Write Ugly

Untie, Chuck Molten, the sailor’s knots

Of your thick hands and—from the pocket

Of your lemon-yellow ski-jacket—throw

Out again the wrinkled dollar bills to pay

For coffee in Fresno’s Olive Tower Café

Some lost day in the 1980’s of my youth.

You will be surprised (young yourself

Again in your heaven of singing, winged

Harley-Davidson angels) to receive

These words. Find them now in the pocket

Of that yellow jacket and know them:

The prayer I pray not for but to you.


Remember me, then, the kid that morning

When café was empty and Olive Avenue

Shimmered with rain. I was nineteen,

Home from Interrailing, certain I had to be a poet,

Sure that morning I could not write

Another poem. “Sorrow”—

It was my favorite word: big and loud

And written like a pair of bass-knuckles

Across the page. “I’d cross that one out,

If I were you. This here “melancholy too,”

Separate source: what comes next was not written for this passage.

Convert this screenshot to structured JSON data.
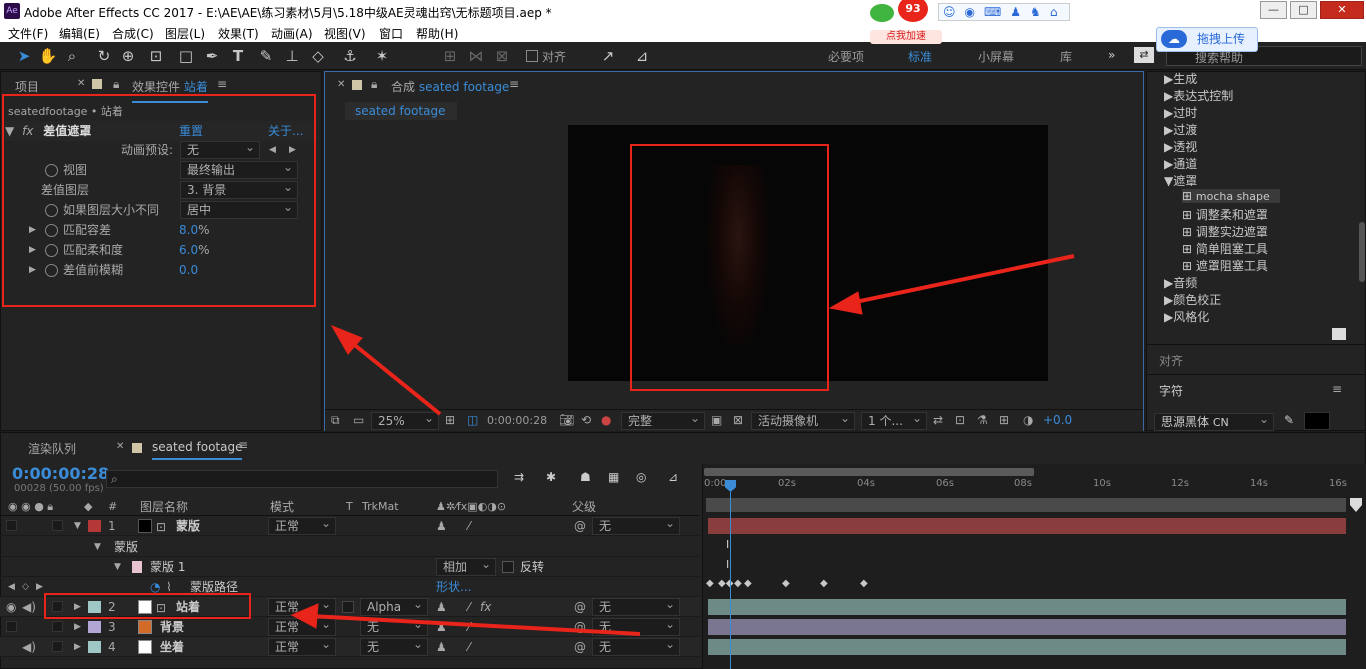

You said, leering down through those

Thin-glassed, grandmother’s spectacles.

“Those words aren’t ugly enough for a poem.”

You can’t write a poem till you’ve written

Uglier than that. You gotta’ write ugly.”

“Write ugly.” I remember your mouth grinning

To those words, your eyes disappearing

Under the accordion skin of your forehead.

In the back of the café, Steve, the owner,

Stood over the stove in a flash of grease fire,

And the wall behind you showed

One wandering roach descending

To indoor-outdoor carpeting, motley chairs

And sun-burnt tables conspiring emptily.

I remember, and I pray that you do too,

Chuck Molten, though we only spoke

That one time and never again. Remember

And in that heaven where you find yourself,

Take this for your psalm, written ugly

And in thanks for many crossed-out words.